Disclosure of Invention
Aiming at the needs and the shortcomings of the prior art development, the invention provides a road section gap analysis method and model based on computer vision, which are used for improving the accuracy and the robustness of gap detection and classification.
In a first aspect, the present invention provides a road section gap analysis method based on computer vision, which solves the above technical problems by adopting the following technical scheme:
a road section gap analysis method based on computer vision comprises the following steps:
s1, image acquisition and preprocessing are carried out on a specified road section;
s2, extracting a pavement area from the preprocessed image by utilizing a computer vision technology, detecting gaps from the extracted pavement area, and extracting features of the detected gaps;
s3, marking the preprocessed image based on the gap feature extraction result, and training a deep learning model Unet++ by using the marked image;
s4, acquiring a new road surface image, inputting a deep learning model Unet++ trained in the step S3, and outputting a gap classification result by the deep learning model Unet++;
and S5, visually displaying the gap detection result, the feature extraction result and the gap classification result of the step S4.
Optionally, the step S1 is executed, and the preprocessing operation performed on the image sequentially includes:
image denoising is carried out by adopting a median filtering or Gaussian filtering denoising method;
image enhancement is carried out by adopting a histogram equalization and contrast stretching image enhancement method;
and performing binarization processing on the image by adopting a binarization method of global threshold binarization and local self-adaptive binarization.

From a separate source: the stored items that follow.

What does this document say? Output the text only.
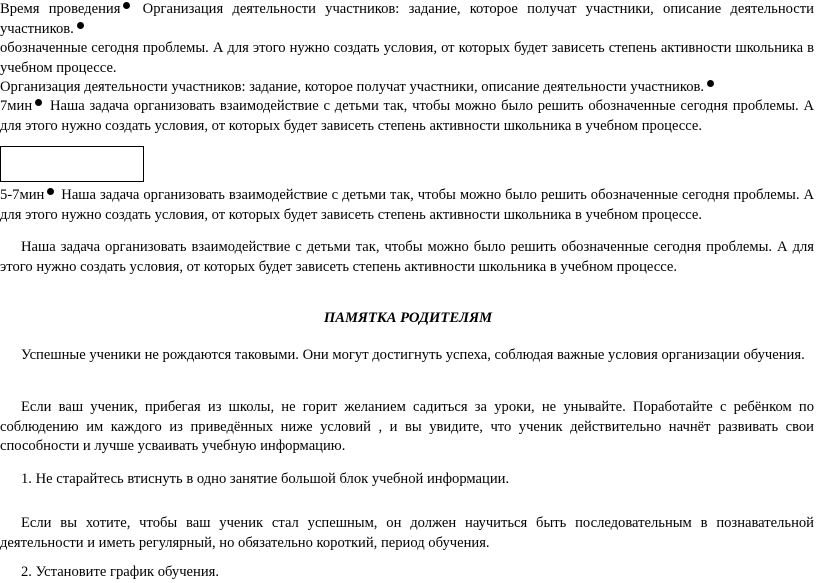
Время проведения Организация деятельности участников: задание, которое получат участники, описание деятельности участников.

обозначенные сегодня проблемы. А для этого нужно создать условия, от которых будет зависеть степень активности школьника в учебном процессе.

Организация деятельности участников: задание, которое получат участники, описание деятельности участников.

7мин Наша задача организовать взаимодействие с детьми так, чтобы можно было решить обозначенные сегодня проблемы. А для этого нужно создать условия, от которых будет зависеть степень активности школьника в учебном процессе.

5-7мин Наша задача организовать взаимодействие с детьми так, чтобы можно было решить обозначенные сегодня проблемы. А для этого нужно создать условия, от которых будет зависеть степень активности школьника в учебном процессе.

Наша задача организовать взаимодействие с детьми так, чтобы можно было решить обозначенные сегодня проблемы. А для этого нужно создать условия, от которых будет зависеть степень активности школьника в учебном процессе.

ПАМЯТКА РОДИТЕЛЯМ

Успешные ученики не рождаются таковыми. Они могут достигнуть успеха, соблюдая важные условия организации обучения.

Если ваш ученик, прибегая из школы, не горит желанием садиться за уроки, не унывайте. Поработайте с ребёнком по соблюдению им каждого из приведённых ниже условий , и вы увидите, что ученик действительно начнёт развивать свои способности и лучше усваивать учебную информацию.

1. Не старайтесь втиснуть в одно занятие большой блок учебной информации.

Если вы хотите, чтобы ваш ученик стал успешным, он должен научиться быть последовательным в познавательной деятельности и иметь регулярный, но обязательно короткий, период обучения.

2. Установите график обучения.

Optionally, step S2 is executed, extracting a pavement area from the preprocessed image by using an image processing method, detecting a gap from the extracted pavement area by sequentially using an edge detection algorithm, a morphological processing and an area growth algorithm, and extracting features of the gap withdrawn from the detection, where the extracted gap features include: position information, length information, width information, and direction information of the slit.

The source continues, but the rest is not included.